3. Mike Leach predicted the end of the human race.

Responding to a question about technology, Leach went on an unintentionally hilarious, slippery-slope rant:

I’m not really good with technology. All this button pushing and whatnot. I mean, you can just imagine based on what’s happened in the last 15 years. Conversations won’t happen 10 years from now. There aren’t going to be people to talk to, it’s going to be this (mimics pushing buttons). ‘Do you want to go out on a date with me?’ ‘I don’t know, what do you look like?’ ‘Well I look kind of like this.’ ‘OK, what are your interests?’ ‘Well, what do you think my interests are? Looking to this thing and typing into this just like yours are.’ ‘Yeah, no kidding, that’s what everybody’s doing.’ ‘Well, where do you want to go?’ ‘Well, what difference does it make? Because all we’re going to be doing is looking into machines anyways.’ Well, that’s true and in the end, it’s going to tough to perpetuate the species. There’s no question about that. So we’re all going to look in this box and eventually be extinct. That’s how it ends.
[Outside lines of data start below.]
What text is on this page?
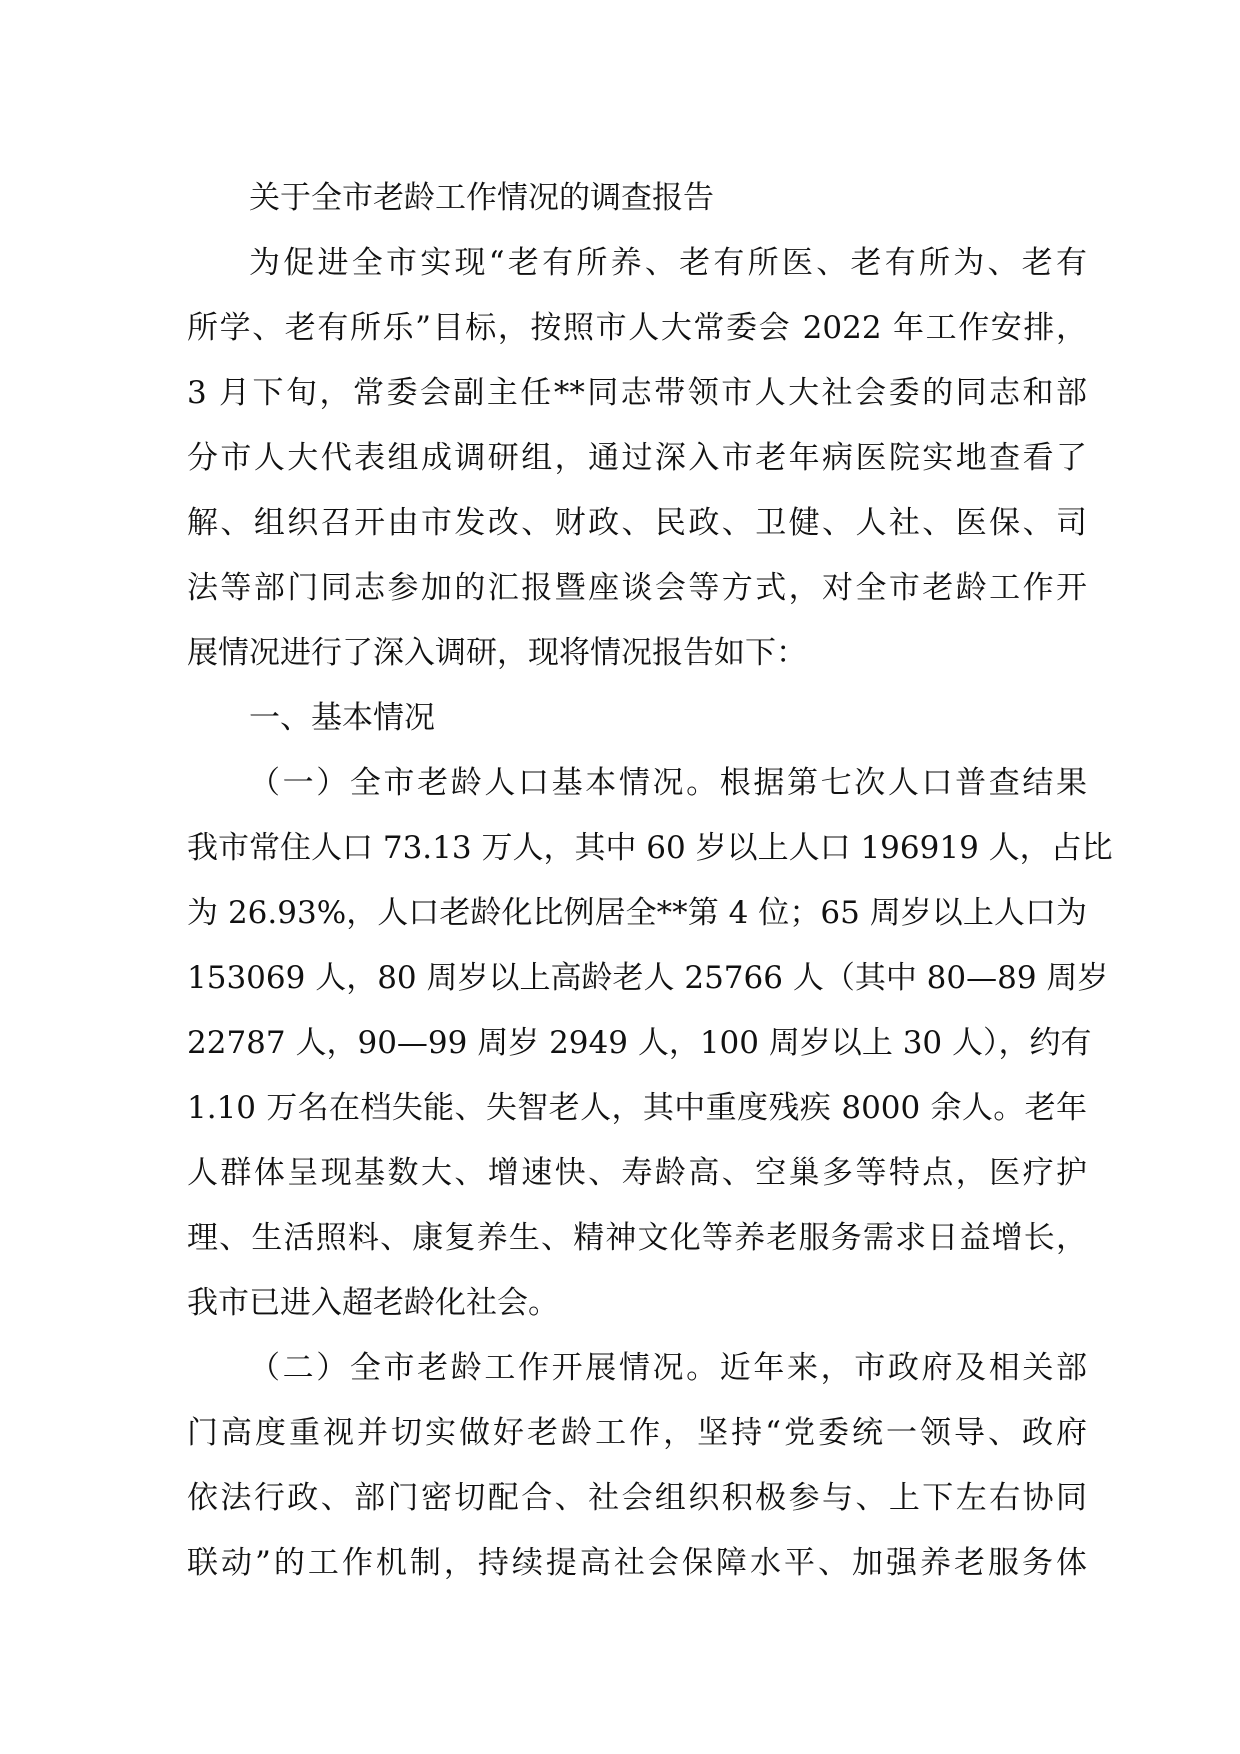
关于全市老龄工作情况的调查报告
为促进全市实现“老有所养、老有所医、老有所为、老有
所学、老有所乐”目标，按照市人大常委会 2022 年工作安排，
3 月下旬，常委会副主任**同志带领市人大社会委的同志和部
分市人大代表组成调研组，通过深入市老年病医院实地查看了
解、组织召开由市发改、财政、民政、卫健、人社、医保、司
法等部门同志参加的汇报暨座谈会等方式，对全市老龄工作开
展情况进行了深入调研，现将情况报告如下：
一、基本情况
（一）全市老龄人口基本情况。根据第七次人口普查结果
我市常住人口 73.13 万人，其中 60 岁以上人口 196919 人，占比
为 26.93%，人口老龄化比例居全**第 4 位；65 周岁以上人口为
153069 人，80 周岁以上高龄老人 25766 人（其中 80—89 周岁
22787 人，90—99 周岁 2949 人，100 周岁以上 30 人），约有
1.10 万名在档失能、失智老人，其中重度残疾 8000 余人。老年
人群体呈现基数大、增速快、寿龄高、空巢多等特点，医疗护
理、生活照料、康复养生、精神文化等养老服务需求日益增长，
我市已进入超老龄化社会。
（二）全市老龄工作开展情况。近年来，市政府及相关部
门高度重视并切实做好老龄工作，坚持“党委统一领导、政府
依法行政、部门密切配合、社会组织积极参与、上下左右协同
联动”的工作机制，持续提高社会保障水平、加强养老服务体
4. The Ohio State student that ran on the field and got body-slammed lost his scholarship.

Apparently he was an engineering student in the Evans Scholars program. I figured he’d have lesser credentials — maybe like the Ohio Bobcats mascot from a few years before that didn’t even attend the school and attacked Brutus.

But did anyone else think Anthony Schlegal got a little carried away with his takedown? It’s almost as if he’d been fantasizing about the moment when a fan ran onto the field.

5. Penn State’s players pulled a Florida and blocked each other.

I would say this is James Franklin’s funny way of trolling the SEC — a subtle wink — but the Nittany Lions got hammered by Northwestern.

6. Utah State QB Chuckie Keeton is out for the year — again.

Keeton has thrown for more than 6,000 yards and 58 touchdowns in his career, but tore ligaments in his knee against BYU last year and re-injured the knee this season.

SEC fans may have noticed how horrid Utah State’s offensive line is this season by catching the Sunday game against Tennessee to open the season. Keeton is a talented quarterback, but he had no chance to perform well with this year’s team and almost no chance of making it through the season unscathed, unfortunately.

7. No. 2 Oregon fell to Arizona, 31-24, on Thursday night.

The Ducks got the loss out of the way early this year and now are free to lose to Stanford without the usual angst.